Paperback now available – £8.99
Hoping to read Tenth of December by George Saunders in a handy paperback format on 10 December, 2013? Well, if you call at the Riverside you can indeed enjoy this moment of literary synchronicity; or at the very least get hold of this acclaimed collection before all your well-read friends. We’re happy to report that the publisher has supplied us with the paperback edition ahead of its official January 2014 release date. Given the half-dozen mentions for Tenth of December in the end-of-year newspaper round-ups, it means we can satisfy the many curious readers who’ll be seeking out George Saunders this month. The hardback has slipped out of print and a certain retailer, perhaps distracted by developing its drone technology, is still listing the Tenth of December paperback as being on sale on 2 January, 2014.
Frankly, you can’t wait until then for this book, which has cemented Saunders’s reputation as the finest American writer of short stories at work today. Saunders can be funny, surreal, bleak and humane on the same page. Take his 1998 story Sea Oak which features a male stripper who’s working in an aviation-themed restaurant, while also trying to deal with the reanimated corpse of his Aunt Bernie and her concerted efforts to restore the American Dream for her penurious family.

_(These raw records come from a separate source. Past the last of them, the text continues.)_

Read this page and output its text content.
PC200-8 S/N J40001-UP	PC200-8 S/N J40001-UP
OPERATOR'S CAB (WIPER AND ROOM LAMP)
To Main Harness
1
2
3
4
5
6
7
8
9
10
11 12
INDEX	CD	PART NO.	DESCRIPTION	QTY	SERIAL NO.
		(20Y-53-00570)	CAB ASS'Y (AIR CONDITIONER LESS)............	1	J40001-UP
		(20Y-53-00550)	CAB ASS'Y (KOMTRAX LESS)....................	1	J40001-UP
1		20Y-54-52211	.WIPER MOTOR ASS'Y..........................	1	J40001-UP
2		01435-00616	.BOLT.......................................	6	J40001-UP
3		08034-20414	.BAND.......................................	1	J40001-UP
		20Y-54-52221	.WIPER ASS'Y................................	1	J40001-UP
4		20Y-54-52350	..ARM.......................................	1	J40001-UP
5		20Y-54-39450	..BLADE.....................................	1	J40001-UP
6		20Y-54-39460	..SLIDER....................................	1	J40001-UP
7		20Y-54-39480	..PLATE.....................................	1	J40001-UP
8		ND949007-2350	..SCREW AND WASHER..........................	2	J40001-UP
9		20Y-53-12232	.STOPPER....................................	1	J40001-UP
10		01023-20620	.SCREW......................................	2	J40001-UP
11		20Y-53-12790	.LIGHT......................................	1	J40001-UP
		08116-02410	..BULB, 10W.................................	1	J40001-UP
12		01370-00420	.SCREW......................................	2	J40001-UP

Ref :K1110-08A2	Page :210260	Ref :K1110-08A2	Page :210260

Saunders’s Royal Festival Hall event this summer ended up being a master class about one particular story he read from (Victory Lap, which opens the new collection) that had nascent authors in the audience scribbling away feverishly. George made it look easy, but it’s really not. As Zadie Smith puts it on the cover of the paperback edition – did we mention it’s already on our shelves? – of Tenth of December: “Not since Twain has America produced a satirist this funny with a prose style this fine.”